Diagnóstico de la leucemia linfocítica crónica (LLC)
La leucemia linfocítica crónica (LLC) es un tipo de cáncer que afecta a los glóbulos blancos en la médula ósea y en la sangre. Los especialistas que pueden participar en el diagnóstico incluyen hematólogos u oncólogos. Para diagnosticar la LLC, por lo general se hacen estos exámenes, pruebas y procedimientos:
- Examen físico e historia clínica: El médico revisa su estado general de salud y busca hallazgos inusuales, como ganglios linfáticos agrandados. También le preguntará sobre sus hábitos de salud, enfermedades previas y tratamientos.

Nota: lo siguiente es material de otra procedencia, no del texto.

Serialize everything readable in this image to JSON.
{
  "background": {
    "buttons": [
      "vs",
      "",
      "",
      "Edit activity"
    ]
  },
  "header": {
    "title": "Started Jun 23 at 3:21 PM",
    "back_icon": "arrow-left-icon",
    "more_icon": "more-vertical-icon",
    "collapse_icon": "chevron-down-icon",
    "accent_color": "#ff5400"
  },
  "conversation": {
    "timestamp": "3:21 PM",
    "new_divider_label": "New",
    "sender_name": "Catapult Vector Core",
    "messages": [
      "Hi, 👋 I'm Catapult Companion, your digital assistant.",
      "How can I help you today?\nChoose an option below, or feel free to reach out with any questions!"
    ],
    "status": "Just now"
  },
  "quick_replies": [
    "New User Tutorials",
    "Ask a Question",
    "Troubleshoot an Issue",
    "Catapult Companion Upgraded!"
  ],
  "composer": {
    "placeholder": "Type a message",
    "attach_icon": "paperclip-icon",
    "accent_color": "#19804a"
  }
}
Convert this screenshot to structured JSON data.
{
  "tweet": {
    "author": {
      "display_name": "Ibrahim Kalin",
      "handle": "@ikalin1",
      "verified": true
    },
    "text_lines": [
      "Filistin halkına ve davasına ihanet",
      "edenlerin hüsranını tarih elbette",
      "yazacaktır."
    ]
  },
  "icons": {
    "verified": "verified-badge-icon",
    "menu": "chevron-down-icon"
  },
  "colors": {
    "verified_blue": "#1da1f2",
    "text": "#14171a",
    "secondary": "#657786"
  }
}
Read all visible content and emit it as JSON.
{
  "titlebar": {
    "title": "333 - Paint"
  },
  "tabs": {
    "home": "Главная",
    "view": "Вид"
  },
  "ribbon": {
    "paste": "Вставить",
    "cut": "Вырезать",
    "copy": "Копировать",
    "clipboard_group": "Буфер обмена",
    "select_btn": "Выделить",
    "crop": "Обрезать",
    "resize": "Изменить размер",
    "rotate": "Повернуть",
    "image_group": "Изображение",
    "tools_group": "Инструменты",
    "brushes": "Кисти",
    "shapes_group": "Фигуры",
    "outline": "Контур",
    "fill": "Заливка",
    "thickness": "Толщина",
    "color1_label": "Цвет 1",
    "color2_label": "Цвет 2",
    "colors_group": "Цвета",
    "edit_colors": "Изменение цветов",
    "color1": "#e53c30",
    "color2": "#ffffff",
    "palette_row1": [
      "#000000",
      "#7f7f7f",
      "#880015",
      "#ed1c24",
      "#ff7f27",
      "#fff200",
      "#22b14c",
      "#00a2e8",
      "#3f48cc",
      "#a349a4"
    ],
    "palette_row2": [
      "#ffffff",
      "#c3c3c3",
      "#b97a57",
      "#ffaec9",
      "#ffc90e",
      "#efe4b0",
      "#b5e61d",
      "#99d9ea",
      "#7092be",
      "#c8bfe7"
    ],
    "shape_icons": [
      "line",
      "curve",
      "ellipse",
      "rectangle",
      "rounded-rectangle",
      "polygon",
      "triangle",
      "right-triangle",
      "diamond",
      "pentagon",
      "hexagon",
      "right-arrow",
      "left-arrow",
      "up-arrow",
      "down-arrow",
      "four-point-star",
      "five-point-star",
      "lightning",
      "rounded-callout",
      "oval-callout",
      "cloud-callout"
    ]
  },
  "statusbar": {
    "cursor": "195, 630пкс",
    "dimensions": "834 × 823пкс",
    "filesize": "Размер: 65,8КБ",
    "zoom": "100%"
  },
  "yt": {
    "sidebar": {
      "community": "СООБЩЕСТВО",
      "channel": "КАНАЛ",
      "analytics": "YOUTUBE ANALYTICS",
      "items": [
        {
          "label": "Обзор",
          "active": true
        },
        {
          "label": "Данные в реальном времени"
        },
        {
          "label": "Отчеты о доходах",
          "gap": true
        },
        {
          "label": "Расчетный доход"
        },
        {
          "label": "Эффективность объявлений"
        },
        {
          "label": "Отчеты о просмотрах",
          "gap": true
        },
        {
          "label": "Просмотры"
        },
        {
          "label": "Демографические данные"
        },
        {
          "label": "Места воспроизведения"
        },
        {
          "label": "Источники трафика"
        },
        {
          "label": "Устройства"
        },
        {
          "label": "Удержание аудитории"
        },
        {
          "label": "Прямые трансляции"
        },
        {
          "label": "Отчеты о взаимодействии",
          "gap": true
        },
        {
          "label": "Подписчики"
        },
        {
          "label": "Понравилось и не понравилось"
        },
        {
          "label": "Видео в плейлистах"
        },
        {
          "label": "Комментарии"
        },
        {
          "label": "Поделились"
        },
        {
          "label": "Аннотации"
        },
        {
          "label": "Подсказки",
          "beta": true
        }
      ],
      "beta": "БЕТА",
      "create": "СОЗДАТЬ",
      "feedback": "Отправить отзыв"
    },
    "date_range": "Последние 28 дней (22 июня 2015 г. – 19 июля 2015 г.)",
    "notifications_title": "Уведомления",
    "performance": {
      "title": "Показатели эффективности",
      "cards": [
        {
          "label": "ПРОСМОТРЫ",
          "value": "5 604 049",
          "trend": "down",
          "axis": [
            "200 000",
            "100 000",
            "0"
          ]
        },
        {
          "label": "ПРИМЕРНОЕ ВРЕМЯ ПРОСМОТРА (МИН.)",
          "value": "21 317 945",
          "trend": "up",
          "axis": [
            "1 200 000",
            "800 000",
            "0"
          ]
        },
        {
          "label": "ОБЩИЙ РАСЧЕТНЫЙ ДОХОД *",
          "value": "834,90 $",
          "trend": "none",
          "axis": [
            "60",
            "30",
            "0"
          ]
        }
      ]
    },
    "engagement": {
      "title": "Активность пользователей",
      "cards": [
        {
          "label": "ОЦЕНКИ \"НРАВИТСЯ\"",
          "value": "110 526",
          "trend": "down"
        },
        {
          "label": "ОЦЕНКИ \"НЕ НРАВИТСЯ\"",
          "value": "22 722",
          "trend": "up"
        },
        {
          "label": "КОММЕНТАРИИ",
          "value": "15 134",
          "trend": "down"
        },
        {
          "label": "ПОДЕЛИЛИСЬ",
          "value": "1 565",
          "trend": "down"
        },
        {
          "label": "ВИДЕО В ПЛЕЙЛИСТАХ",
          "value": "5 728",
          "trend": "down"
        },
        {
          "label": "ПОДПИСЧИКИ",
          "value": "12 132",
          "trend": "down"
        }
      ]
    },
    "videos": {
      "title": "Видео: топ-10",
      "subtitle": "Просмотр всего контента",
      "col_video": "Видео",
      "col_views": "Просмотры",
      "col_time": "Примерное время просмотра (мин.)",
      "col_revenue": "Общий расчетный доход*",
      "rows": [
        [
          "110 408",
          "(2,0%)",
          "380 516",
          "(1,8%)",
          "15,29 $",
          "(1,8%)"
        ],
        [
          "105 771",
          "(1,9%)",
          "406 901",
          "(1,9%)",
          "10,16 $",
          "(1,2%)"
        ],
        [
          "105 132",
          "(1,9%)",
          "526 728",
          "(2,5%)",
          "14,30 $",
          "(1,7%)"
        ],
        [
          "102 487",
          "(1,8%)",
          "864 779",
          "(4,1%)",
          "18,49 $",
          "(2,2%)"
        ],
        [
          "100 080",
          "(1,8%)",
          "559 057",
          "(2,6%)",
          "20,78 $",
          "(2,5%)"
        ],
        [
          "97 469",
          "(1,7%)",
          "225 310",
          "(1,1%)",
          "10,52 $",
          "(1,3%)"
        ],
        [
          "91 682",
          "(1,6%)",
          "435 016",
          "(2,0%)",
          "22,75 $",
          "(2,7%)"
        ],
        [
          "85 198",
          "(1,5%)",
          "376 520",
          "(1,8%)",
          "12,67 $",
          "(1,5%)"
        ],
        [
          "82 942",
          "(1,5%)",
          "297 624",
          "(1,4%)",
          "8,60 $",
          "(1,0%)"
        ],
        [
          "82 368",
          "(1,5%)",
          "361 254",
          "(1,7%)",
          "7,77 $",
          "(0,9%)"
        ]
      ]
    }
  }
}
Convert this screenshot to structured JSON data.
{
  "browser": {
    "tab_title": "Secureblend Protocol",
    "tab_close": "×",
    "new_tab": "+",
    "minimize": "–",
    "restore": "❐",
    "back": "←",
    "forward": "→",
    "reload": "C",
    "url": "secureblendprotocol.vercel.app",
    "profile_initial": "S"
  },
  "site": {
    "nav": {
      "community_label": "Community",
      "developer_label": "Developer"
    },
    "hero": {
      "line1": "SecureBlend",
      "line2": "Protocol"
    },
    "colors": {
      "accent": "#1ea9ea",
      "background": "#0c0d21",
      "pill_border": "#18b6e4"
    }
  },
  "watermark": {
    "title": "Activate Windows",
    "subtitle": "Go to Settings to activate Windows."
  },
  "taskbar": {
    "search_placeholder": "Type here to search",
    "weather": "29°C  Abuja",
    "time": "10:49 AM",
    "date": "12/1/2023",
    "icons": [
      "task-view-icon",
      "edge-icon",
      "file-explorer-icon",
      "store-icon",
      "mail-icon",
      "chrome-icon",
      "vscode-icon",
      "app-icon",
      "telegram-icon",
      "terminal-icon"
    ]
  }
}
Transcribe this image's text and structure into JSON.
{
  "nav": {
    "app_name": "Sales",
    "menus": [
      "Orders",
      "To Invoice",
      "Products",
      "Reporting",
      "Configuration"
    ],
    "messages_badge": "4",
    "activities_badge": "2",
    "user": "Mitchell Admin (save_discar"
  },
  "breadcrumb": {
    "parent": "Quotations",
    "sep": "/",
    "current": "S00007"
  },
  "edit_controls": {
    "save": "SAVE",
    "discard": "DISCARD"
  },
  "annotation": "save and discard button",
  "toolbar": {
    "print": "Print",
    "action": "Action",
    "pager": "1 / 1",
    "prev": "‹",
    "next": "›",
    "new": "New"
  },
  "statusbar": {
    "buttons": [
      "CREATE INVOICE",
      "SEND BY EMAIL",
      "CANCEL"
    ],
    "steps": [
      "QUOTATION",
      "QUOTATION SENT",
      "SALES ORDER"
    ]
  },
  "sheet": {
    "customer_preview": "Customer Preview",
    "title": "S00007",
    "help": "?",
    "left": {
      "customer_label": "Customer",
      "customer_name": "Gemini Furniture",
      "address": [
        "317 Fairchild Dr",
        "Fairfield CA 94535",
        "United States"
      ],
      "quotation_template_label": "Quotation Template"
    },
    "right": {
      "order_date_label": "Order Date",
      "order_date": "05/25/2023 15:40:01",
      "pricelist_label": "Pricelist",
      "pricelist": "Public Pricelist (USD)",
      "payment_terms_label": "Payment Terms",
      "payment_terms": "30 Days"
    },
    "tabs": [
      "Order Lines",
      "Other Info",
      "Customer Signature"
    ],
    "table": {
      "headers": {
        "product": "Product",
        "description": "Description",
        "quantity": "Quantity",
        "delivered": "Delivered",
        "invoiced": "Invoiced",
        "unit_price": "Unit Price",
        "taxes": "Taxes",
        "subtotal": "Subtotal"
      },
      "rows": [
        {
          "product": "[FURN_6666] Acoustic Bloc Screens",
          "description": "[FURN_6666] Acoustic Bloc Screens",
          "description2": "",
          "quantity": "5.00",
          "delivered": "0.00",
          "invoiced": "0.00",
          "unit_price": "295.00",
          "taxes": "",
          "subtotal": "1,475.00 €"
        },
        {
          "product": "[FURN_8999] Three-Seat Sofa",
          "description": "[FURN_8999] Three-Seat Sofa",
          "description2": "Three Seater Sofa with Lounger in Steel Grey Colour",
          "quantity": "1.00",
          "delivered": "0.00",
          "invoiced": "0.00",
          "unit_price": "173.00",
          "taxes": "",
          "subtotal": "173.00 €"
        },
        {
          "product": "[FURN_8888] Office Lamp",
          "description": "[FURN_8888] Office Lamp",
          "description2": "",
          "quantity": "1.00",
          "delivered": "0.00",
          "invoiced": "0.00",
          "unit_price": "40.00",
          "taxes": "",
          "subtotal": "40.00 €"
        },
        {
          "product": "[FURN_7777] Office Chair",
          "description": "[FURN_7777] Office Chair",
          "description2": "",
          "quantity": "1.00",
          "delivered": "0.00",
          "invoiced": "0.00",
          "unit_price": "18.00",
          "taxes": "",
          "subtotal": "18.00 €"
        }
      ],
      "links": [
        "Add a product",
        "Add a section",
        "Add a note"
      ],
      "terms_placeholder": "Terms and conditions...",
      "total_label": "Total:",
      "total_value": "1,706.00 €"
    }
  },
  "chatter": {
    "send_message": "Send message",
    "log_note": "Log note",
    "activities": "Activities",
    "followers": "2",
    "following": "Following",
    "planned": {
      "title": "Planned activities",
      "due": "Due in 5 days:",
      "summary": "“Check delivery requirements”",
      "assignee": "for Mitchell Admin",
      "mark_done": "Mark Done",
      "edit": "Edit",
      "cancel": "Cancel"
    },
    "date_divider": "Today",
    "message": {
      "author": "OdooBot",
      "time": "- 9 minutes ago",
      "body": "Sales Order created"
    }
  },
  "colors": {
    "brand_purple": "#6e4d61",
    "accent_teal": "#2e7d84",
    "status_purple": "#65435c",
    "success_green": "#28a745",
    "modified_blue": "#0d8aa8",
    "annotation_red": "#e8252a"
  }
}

- Hemograma completo con diferencial: Le tomarán una muestra de sangre para medir glóbulos rojos, glóbulos blancos, plaquetas y el nivel de hemoglobina. Un conteo anormal puede indicar LLC.
- Pruebas de química sanguínea: Analizan una muestra de sangre para medir sustancias que liberan los órganos y los tejidos del cuerpo. Niveles anormales pueden indicar LLC.
- Inmunofenotipificación: Es una prueba de laboratorio que, con una muestra de sangre o de médula ósea, ayuda a distinguir entre distintos tipos de leucemia al identificar marcadores en las células.
- Prueba de reacción en cadena de la polimerasa (PCR): Analiza una muestra de sangre para evaluar qué tan bien está funcionando el tratamiento. Por lo general se repite cada pocos meses durante al menos dos años.
- Biopsia de ganglio linfático: Se extrae una muestra o todo un ganglio linfático agrandado para saber si la LLC se ha extendido a esos ganglios.
- Punción lumbar: Si se sospecha que la LLC se ha extendido al sistema nervioso central, se puede hacer una punción lumbar. Consiste en tomar una pequeña muestra del líquido que rodea el cerebro y la médula espinal (líquido cefalorraquídeo) de la parte baja de la espalda para analizarlo.
Estos otros exámenes ayudan a definir el tipo, la gravedad o el estadio de la LLC:
- Biopsia y aspiración de médula ósea: Los médicos examinan una pequeña cantidad de tejido de la médula ósea para identificar células de leucemia y determinar su tipo y su porcentaje en la médula.
- Citometría de flujo: Analiza células una por una usando anticuerpos que reaccionan de forma diferente según haya o no células cancerosas. Ayuda a determinar el tipo de leucemia.
- Pruebas citogenéticas: Evalúan si hay cambios genéticos (anomalías) en las células de la leucemia.
- Estudios de imagen: Como la tomografía computarizada (TC) o la resonancia magnética (RM). Muestran imágenes detalladas de los órganos internos y ayudan a saber hasta dónde se ha extendido la LLC.
En conjunto, estas pruebas brindan información útil sobre el diagnóstico, el tipo, la gravedad y el estadio de la leucemia linfocítica crónica. Sin embargo, solo los profesionales de la salud pueden interpretar estos resultados con precisión y hacer un diagnóstico adecuado. Si tiene inquietudes o síntomas relacionados con la LLC u otro problema de salud, consulte siempre con su médico.